Et il doit songer à sa propre survie.
Shadrak descend à la réception de son hôtel pour réserver une place à bord du prochain vol à destination d’Oulan-Bator, – il y en a un le soir même, apprend-il, départ prévu dans deux heures et demie. Il en profite pour rendre la chambre qu’il vient à peine de prendre. L’employé, un jeune Chinois fluet, visiblement fasciné par la couleur de peau de Shadrak et qui ne cesse de l’observer à la dérobée, fait une remarque sur la brièveté de son séjour à Pékin.
— J’ai dû changer mes plans, annonce Shadrak d’une voix claironnante.
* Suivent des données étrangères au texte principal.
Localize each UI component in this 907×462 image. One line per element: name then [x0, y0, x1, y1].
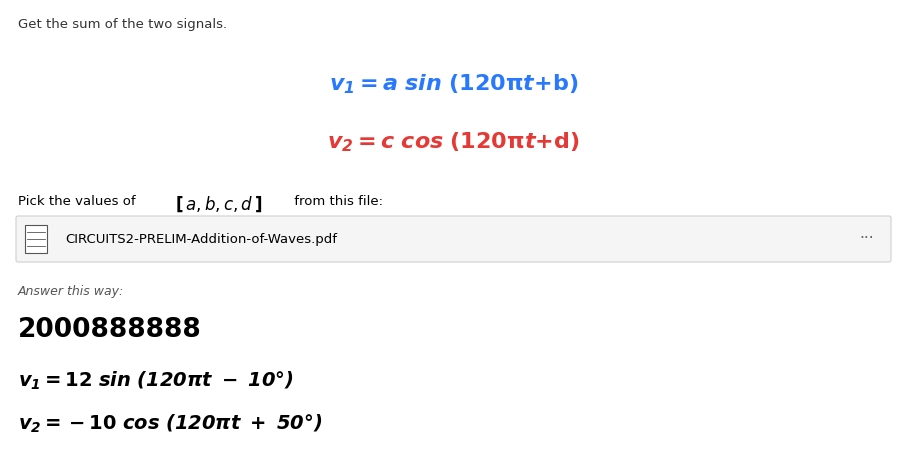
- Text: Get the sum of the two signals.: Get the sum of the two signals.: [18, 18, 227, 31]
- Text: Answer this way:: Answer this way:: [18, 285, 124, 298]
- Text: CIRCUITS2-PRELIM-Addition-of-Waves.pdf: CIRCUITS2-PRELIM-Addition-of-Waves.pdf: [65, 232, 337, 245]
- Text: $\mathbf{[\,}$$\mathbf{\mathit{a, b, c, d}}$$\mathbf{\,]}$: $\mathbf{[\,}$$\mathbf{\mathit{a, b, c, …: [175, 195, 262, 214]
- Text: 2000888888: 2000888888: [18, 317, 201, 343]
- Text: Pick the values of: Pick the values of: [18, 195, 140, 208]
- Bar: [25, 225, 47, 253]
- Text: from this file:: from this file:: [290, 195, 383, 208]
- Text: $\bfit{v}_1\mathbf{= 12\ \bfit{sin}\ (120\pi\bfit{t}\ -\ 10°)}$: $\bfit{v}_1\mathbf{= 12\ \bfit{sin}\ (12…: [18, 370, 294, 392]
- Text: $\bfit{v}_2\mathbf{= -10\ \bfit{cos}\ (120\pi\bfit{t}\ +\ 50°)}$: $\bfit{v}_2\mathbf{= -10\ \bfit{cos}\ (1…: [18, 413, 322, 435]
- FancyBboxPatch shape: [16, 216, 891, 262]
- Text: ···: ···: [859, 231, 874, 247]
- Text: $\bfit{v}_1 = \bfit{a}\ \bfit{sin}\ \mathbf{(120\pi}$$\bfit{t}$$\mathbf{+ b)}$: $\bfit{v}_1 = \bfit{a}\ \bfit{sin}\ \mat…: [329, 72, 578, 96]
- Text: $\bfit{v}_2 = \bfit{c}\ \bfit{cos}\ \mathbf{(120\pi}$$\bfit{t}$$\mathbf{+ d)}$: $\bfit{v}_2 = \bfit{c}\ \bfit{cos}\ \mat…: [327, 130, 580, 153]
Affaire urgente. Dois rentrer immédiatement.
Il parcourt du regard le hall de l’hôtel – une salle sombre et parfumée, pareille au vestibule d’un immense restaurant chinois, encombrée de paravents d’acajou, de vases de porcelaine, d’énormes bols de laque juchés sur des piédestaux de santal – et aperçoit, dominant deux porteurs de sa massive silhouette, Avogadro. Lorsque leurs regards se croisent, Avogadro sourit, incline la tête en guise de salut et agite une main. Il vient à peine d’arriver à l’hôtel, semble-t-il. Shadrak n’éprouve aucune surprise à constater la présence en ces lieux du chef de la sûreté. Il était inévitable, décide-t-il, qu’Avogadro se manifeste afin de procéder en personne à l’arrestation.